Keel et al.(as cited in Hildebrandt & Sysko, 2009) posits that alcohol abuse and eating disorders stem from different etiologies that mutually bear influence upon one another. O’ Malley et al. (as cited in Hildebrandt & Sysko, 2009) found, in his study, that successfully treating the substance abuse disorder did not completely eradicate the bulimic syndrome Therefore, Molly, who has co morbid alcohol abuse and bulimia nervosa, may require an integrated cognitive behavioral therapy treatment that addresses both disorders (Hildebrandt & Sysko, 2009).

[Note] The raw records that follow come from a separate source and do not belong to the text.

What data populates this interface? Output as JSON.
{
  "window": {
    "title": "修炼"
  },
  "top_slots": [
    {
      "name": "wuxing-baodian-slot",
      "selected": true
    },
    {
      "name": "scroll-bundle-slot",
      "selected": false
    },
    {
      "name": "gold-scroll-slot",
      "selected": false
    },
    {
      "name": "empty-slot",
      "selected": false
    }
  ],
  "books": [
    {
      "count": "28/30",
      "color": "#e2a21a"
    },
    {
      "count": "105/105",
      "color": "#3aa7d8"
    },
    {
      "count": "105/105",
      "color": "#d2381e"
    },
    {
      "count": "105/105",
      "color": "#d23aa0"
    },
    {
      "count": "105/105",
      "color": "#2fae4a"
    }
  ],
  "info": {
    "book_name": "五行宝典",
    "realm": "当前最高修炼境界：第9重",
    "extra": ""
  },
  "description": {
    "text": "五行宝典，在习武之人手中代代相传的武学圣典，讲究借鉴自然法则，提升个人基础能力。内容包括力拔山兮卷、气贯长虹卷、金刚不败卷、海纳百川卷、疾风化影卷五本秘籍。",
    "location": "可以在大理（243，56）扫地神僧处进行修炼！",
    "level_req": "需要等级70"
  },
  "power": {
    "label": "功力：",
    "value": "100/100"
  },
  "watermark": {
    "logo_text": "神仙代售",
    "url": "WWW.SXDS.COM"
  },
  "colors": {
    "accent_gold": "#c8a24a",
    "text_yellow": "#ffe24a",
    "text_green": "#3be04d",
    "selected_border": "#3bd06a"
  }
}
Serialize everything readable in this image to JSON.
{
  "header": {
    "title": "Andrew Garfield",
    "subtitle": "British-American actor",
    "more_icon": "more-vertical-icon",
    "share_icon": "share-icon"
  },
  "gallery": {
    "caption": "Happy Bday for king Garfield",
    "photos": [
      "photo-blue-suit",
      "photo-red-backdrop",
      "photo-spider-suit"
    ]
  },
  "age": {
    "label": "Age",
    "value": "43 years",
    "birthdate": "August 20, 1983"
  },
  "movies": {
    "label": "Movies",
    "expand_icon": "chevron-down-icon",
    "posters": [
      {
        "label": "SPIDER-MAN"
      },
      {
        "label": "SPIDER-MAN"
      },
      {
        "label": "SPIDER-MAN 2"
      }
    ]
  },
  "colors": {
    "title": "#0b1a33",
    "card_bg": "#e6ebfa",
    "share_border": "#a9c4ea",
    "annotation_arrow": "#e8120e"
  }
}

There are specific modules that Hildebrandt and Sysko (2009) highlight as being the most significant targets that their integrated cognitive behavioral therapy should attempt to heal. Addressing motivation to change is key as adherence to recovery is necessary, in order to prevent relapse (Hildebrandt & Sysko, 2009). Addressing interpersonal relationships, making use of techniques gleaned from psychotherapy, is crucial as interpersonal conflict often serves to exacerbate the bulimic and substance abuse behavior (Hildebrandt & Sysko, 2009). Addressing reward sensitivity can be done in the form of cue exposure, which has been shown to be successful for both substance abuse and bulimic behavior (Hildebrandt & Sysko, 2009). However, cue exposure may not be appropriate for outpatient therapy as it could lead to alcohol consumption after the session (Hildebrandt & Sysko, 2009). Addressing impulsive behaviors is a necessary part of the treatment and dialectical behavior therapy has been found to be effective in treating the bulimia nervosa sufferers’ impulsive behaviors (Hildebrandt & Sysko, 2009). For as Hildebrandt and Sysko (2009, p. 95) have stated, ‘The DBT model for BN conceptualizes binge eating and purging as a means of controlling emotions, and emotion dysregulation is therefore considered to be primary problem with ongoing bulimic behaviors’.

Conclusion: Gender Bias

Benninghoven, Raykowski, Solzbacher, Kunzendorf and Jantschek (2007) found bulimic women, whose perceptions of the body shape and size of women that men find attractive, did not differ significantly from that of men. However, they also state that cultural norms indicate that adolescent girls hope to attain self-confidence by achieving a level of thinness. Therefore, women feel that they have to attain a particular level of thinness in order to be desired by the opposite sex. This places women under tremendous pressure. The media contributes to this pressure by displaying images of women who have attained this ideal thereby intimating that it is within every woman’s power to achieve similar results. Men are under more pressure to be successful in monetary terms as this can snare a mate, whereas women are under more pressure to be physically appealing in order to attract men. This is evident in Molly’s case as she states that boys began being interested in her once she had lost her weight. Therefore, it is apparent that bulimia nervosa would have a greater propensity in women than it would in men.